Another possibility had occurred to me.
"Do you know who my father was then?"
"Who can say?” he said absently. Then he caught sight of my face. His own softened. "Ah Dion don't look so disappointed."
"I'm not," I lied.
"I'm afraid she never told me. Though I don't doubt it was some Wanderer man, from your powers. She went on a journey with them just before you were born. Ah. Now that reminds me. I do have something that she gave me. Something for you. She did think of you."
He began digging around in his pack again. "She talked of you while she was dying. She told me that you were in Gallia at the College of Magic there. When I heard the stories of Dion Michaeline the Demonslayer, I knew she was right."

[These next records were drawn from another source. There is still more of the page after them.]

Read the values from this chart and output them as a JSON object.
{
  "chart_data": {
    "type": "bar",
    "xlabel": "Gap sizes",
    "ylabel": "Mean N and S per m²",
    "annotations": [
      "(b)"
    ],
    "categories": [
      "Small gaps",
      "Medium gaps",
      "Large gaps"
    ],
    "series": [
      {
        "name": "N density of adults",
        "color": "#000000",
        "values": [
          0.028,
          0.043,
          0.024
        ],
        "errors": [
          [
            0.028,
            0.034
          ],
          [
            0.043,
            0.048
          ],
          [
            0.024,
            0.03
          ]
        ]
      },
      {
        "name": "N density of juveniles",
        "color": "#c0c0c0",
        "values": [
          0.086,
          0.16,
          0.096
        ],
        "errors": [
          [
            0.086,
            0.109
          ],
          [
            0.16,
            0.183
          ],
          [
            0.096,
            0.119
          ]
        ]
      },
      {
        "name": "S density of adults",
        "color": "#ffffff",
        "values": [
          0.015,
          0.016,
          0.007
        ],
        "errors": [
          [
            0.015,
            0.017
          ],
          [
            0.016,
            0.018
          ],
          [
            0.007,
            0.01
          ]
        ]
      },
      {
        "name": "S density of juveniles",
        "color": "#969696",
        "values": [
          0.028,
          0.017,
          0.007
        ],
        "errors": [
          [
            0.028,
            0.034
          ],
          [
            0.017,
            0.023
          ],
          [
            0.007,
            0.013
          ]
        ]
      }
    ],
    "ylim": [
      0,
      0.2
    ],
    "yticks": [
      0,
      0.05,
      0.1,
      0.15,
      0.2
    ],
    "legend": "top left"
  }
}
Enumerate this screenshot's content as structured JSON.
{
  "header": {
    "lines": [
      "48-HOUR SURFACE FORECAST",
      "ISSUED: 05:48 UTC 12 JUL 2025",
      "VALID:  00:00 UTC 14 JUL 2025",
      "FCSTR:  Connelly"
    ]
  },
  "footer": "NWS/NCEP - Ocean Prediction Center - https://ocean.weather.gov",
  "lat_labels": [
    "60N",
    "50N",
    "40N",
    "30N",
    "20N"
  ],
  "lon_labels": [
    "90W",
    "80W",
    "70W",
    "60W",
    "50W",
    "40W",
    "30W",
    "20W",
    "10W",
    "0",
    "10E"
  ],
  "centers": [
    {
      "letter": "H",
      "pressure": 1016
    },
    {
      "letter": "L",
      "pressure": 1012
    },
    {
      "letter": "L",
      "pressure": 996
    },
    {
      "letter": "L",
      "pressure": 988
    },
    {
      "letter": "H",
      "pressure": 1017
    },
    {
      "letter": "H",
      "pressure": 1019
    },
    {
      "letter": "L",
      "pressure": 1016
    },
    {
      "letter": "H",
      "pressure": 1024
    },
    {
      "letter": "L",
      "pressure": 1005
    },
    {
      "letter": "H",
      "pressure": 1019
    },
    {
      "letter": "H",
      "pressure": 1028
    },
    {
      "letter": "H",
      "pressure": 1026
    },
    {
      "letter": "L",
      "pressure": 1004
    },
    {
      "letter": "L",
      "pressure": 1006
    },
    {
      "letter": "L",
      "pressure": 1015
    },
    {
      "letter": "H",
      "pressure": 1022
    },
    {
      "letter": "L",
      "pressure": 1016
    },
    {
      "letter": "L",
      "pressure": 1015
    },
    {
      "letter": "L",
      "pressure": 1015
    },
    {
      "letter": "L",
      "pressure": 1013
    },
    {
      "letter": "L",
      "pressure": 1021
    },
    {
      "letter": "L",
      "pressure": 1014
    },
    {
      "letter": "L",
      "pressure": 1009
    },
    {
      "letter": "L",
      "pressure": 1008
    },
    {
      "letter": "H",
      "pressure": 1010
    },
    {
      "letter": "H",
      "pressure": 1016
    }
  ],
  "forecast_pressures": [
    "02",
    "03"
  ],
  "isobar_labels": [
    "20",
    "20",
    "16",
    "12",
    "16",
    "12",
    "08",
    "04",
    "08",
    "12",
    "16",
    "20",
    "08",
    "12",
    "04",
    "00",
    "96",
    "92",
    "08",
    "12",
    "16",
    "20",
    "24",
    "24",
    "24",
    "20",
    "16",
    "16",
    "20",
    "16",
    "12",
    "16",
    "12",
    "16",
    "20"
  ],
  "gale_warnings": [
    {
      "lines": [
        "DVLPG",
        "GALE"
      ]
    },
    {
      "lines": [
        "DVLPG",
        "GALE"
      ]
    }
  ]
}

This sounded so nice that it was probably a lie, though I remembered her warm-hearted face in his memory.
"How did she know where I was?"
"Hard to say. Someone might have told her. She was very close mouthed, was Marnie. Comes from a lifetime of being the odd one out. She may have just have seen it in a dream or vision."
He bought out a cloth-covered bundle and placed it on the table.
"I'm afraid I've been making use of this even though it's yours, which is why I carry it. I hope you'll forgive me, but it has come in mighty useful on occasion."
Even before he had unwrapped the bundle, I felt the dread. When he had spread it out on the table I saw why. An iron necklace. And such an iron necklace. It was not a thing odd in itself. In the interests of preventing them from becoming too powerful, mages on the peninsula are not allowed to inherit lands or titles. Wearing iron around the neck prevents the wearer from practicing magic, so therefore thin necklaces of iron links are a common feature of aristocratic wear proclaiming, as they did, the wearer's lack of magery and fitness to inherit
The necklace itself did nothing to lessen the dread it made me feel. It was a thing of old and arcane design, of short iron spikes covered in runes and wound together so that it looked like a necklace of thorns. It was a savage looking thing.
"How do you like it?" said Tomas. "Its very old and, I think, valuable."
"But ... But why? Why would a woman who had magic powers give an iron necklace to a daughter with magic powers?"
I'd hoped for, I don't know what, some small token of affection. Instead here was this hateful thing.
Tomas picked it up. "Its not as bad as it looks, you know. Look."
He put it over his head. "See. It just looks bad. The spikes don't stick into you even if you sleep on it. It won't show under your clothes and strangely enough it can't be felt by anyone either.